The sad result is a steep decline in people’s ability to reason properly and detect unreason. Yet the need to understand logic is universal because the odds that we’ll argue fallaciously and thus deceive or be deceived if we don’t are high. How high?
Well, take one type of argument, categorical syllogisms, for example. These are arguments in forms like “All men are mortal. Socrates is a man. Therefore Socrates is mortal,” or “No fish are mammals. Some vertebrates are mammals. Therefore some vertebrates are not fish.” The terms “men,” “mortal,” and “Socrates” can be incorporated into 256 different types of syllogisms—and of those, 232 (over 90%) are invalid—meaning that their conclusions don’t follow logically from their premises. If you don’t know the rules of the syllogism, the odds are good that whatever argument you construct will be invalid. (Okay, maybe this is just for nerds, but in case you’d like to see a complete chart of the 232 invalid and 24 valid forms, click here!)
An enormous amount of discussion and argument about environmental stewardship, especially about such highly controversial and emotionally charged topics as climate change and climate and energy policy, especially in the political sphere, consists largely and sometimes wholly of logical fallacies. Though we’re not infallible, we at the Cornwall Alliance try to keep our reasoning valid (that is, not fallacious), and we’d like to recommend some tools the study of which will help you do likewise.

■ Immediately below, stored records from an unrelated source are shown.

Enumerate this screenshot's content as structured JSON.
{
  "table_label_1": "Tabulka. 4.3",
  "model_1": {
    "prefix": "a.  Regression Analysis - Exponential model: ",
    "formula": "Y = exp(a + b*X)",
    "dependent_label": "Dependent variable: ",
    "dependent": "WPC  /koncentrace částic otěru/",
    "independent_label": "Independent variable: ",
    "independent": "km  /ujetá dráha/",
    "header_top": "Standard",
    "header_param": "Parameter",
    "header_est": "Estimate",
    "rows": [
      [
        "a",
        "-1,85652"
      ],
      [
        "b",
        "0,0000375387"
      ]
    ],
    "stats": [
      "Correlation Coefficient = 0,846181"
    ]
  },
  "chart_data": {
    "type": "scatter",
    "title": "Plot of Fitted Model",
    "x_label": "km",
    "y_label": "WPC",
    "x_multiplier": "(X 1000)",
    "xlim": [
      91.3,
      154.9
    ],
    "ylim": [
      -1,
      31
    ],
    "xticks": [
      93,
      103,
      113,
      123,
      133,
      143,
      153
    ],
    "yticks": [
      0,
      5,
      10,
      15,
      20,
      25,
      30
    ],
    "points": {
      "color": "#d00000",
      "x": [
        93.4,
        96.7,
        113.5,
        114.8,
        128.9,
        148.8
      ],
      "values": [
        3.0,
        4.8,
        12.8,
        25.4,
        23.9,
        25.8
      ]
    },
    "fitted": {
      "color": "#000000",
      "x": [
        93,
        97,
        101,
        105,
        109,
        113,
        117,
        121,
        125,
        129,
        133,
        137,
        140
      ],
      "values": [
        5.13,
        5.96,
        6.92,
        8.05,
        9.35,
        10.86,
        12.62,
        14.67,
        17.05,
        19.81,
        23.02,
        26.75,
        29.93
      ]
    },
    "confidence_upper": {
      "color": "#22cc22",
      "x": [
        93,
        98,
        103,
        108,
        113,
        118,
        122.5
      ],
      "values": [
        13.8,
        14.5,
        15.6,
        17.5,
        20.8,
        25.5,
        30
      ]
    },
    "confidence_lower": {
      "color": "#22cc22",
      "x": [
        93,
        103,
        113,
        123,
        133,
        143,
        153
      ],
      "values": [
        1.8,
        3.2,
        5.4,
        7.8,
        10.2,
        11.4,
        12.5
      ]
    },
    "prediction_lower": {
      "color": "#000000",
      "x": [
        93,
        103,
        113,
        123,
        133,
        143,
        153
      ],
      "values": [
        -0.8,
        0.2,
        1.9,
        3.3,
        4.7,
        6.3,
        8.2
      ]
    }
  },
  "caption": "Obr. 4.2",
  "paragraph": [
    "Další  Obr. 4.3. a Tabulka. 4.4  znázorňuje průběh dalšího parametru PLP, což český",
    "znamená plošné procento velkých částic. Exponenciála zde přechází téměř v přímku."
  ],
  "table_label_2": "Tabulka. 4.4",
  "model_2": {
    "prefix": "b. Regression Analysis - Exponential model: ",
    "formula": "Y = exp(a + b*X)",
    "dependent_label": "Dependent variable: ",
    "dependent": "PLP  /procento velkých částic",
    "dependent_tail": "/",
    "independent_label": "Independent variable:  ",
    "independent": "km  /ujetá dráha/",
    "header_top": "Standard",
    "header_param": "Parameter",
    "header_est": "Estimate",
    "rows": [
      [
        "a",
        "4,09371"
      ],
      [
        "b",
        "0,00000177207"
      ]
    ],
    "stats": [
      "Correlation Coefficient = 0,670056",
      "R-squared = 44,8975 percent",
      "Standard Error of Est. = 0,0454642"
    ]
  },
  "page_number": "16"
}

So, we’ve posted a 4-page “Summary of Major Concepts, Principles and Functions of Logic” that you can use as a checklist and memory aid as you study logic. It includes such things as:
- The three laws of thought
- The rules of definition
- The rules and fallacies of categorical syllogisms
- The rules of immediate deduction
- The rules of the 5 (and there are only 5) possible (and 2 impossible) relationships between categorical propositions that use the same terms
- The “Square of Opposition” illustrating those 5 relationships
- The rules and fallacies of hypothetical arguments (i.e., of the form “If what Smith just drank is a deadly poison, he will die within 24 hours. Smith lives another 24 years. Therefore what Smith drank wasn’t a deadly poison.”)
- The rules and fallacies of 5 other common forms of argument
- A long list and explanation of some of the most common informal fallacies:
- Fallacies of Relevance (21 types!)
- Fallacies of Ambiguity (10 types)
- Reductionist Fallacies (5 types)
- Procedural Fallacies (7 types)
- Metaphysical Fallacies (6 types)
- Others (5 types)
And here are three book recommendations:
- Norman L. Geisler and Ronald Brooks, Come, Let Us Reason: An Introduction to Logical Thinking, a clear, concise introduction with exercises and answer key that anyone can use for self-study
- Peter Kreeft, Socratic Logic: A Logic Text Using Socratic Method, Platonic Questions, and Aristotelian Principles, a work that focuses on informal fallacies
- H.W.B. Joseph, An Introduction to Logic, 2d ed., an in-depth and advanced work mastery of which should be the goal of anyone who wants to be really proficient in logic, also available free in PDF
So join the club of those committed to logical thinking! If we all do that, our discussions will be both more enlightening and more peaceful.